As Pais, I have a blog. No other part of me has a blog, especially one using my real name. When I saw “Virtual worlds don’t exist”, even without reading more than a few pages I remembered how earlier in the day I was backing myself out of FaceBook and LinkedIn because I was getting friend requests, pokes, and other associations that may work well enough with fragments of my self but I didn’t want laid out for all the sniffers, yokels, background checkers, identity thieves, and who knows what else to see.

Then I thought of Pais’ blog, where that fragment of me can talk and share in his own circle, and not have to muddy or be muddied by my other selves. Then I wondered if I should create alts for my work self, my family self, my college buddies self, my various hobbies selves, and so forth. All of these only need be connected to my legal identity when they need be.

These are twisted times for identity. We have an administration that wiretapped the entire country’s phone and email. We have marketers that are profiling our buying tastes and habits. We have people that assume our identities to take our money and property. Why do I want to connect up all the dots? Instead, perhaps I need to diversify my life, my mind, and my identity.

I met a person in SL with dissociative identity disorder. Well, actually I met first one of their personalities in one alt that introduced me to another personality who had another alt. The alts are different sex and age.
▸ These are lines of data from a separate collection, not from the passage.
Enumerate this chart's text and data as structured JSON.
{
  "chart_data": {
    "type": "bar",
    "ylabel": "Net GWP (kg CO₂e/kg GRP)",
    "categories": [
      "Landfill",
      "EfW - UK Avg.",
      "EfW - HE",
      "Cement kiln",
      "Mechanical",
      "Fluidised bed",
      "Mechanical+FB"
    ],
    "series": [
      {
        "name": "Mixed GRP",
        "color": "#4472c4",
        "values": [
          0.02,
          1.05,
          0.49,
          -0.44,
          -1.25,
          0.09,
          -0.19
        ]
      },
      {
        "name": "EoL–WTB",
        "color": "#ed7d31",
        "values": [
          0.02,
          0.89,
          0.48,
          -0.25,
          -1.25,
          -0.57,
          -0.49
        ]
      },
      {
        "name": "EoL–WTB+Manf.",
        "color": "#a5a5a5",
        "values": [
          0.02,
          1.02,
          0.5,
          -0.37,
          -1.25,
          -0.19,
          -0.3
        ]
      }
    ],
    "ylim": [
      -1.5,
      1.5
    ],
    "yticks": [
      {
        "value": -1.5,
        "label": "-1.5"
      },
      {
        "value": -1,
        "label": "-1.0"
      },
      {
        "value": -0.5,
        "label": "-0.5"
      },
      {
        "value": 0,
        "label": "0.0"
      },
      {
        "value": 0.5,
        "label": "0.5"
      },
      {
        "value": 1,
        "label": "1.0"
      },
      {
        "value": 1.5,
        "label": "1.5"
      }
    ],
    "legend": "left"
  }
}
After meeting “them” and getting to know them both, as well as talking to one of them about their multiple personalities and their RL(s), I pondered about how much I also have partitions of self and identity, although not as dramatic as my friend.

I have come to like being Pais, like an author that publishes some of their stories under a pseudonym to allow them freedom from the restrictions of the rest of their work, splitting off a chunk of identity for a reality partition makes more sense now than ever before to me.